From the death of Peter the Great to the beginning of Catherine the Great's reign, Moscow throne was occupied by six different monarchs who came to power after dirty palace intrigues and palace revolutions. Two of them - Ivan Antonovich and Peter III - were deposed by force and assassinated. This period was the time of political instability, when the country was mostly ruled by women and minors (so-called "The Petticoat Period"). They all thought little of country's prosperity, paying attention to balls, luxury and fun; although that was good for Russian architecture: many palaces were built and some interesting architectural tendencies were introduced.
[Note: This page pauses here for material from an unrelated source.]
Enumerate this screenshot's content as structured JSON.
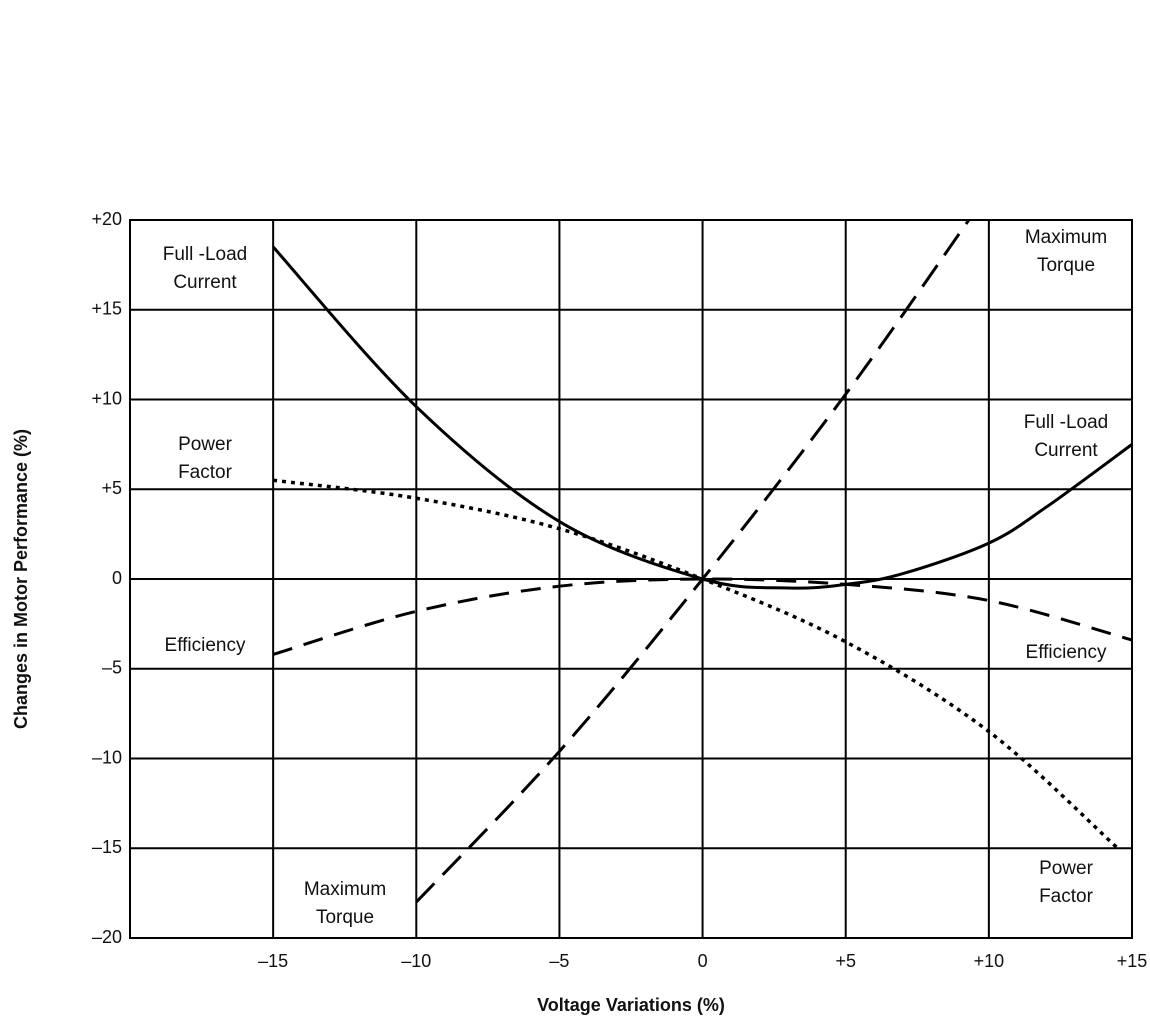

That concerned mostly St.Petersburg as monarchs preferred to live in this Europeanized city. Only Elizabeth the First (1741-1761), daughter of Peter the Great, decided to live in Moscow periodically, presenting the former capital with a flurry of new buildings. This fun-loving empress is also the one to thank for the foundation of Moscow State University in 1755, the first University in Russia. She was guided by Russia's 18th-century Renaissance man Mikhail Lomonosov, the poet and the scientist in one.

Catherine the Great

In 1762 the wife of Peter III, a German princess, planned a conspiracy, as a result of which her husband was dethroned and killed. Under the name of Catherine II she proved herself as an energetic and intelligent leader. She was one of the most educated monarchs of her time, art and literature lover, even Voltaire and Didro were among her correspondents. Catherine the Great was known to share views of the Enlightenment ideologists, but in fact she was an adherent of Absolutism, Russia under Catherine the Great became a perfect example of an absolute monarchy. Catherine aimed to continue the centralization of power using rough methods, she liquidated self-government in the Ukraine, suppressed many peasant rebellions (Pugachev's Rebellion for example), made territorial gains at the expense of Turkey and Poland. At the same time she carried out a progressive reform of education in Russia, reform of Russia's legal system and some other innovations.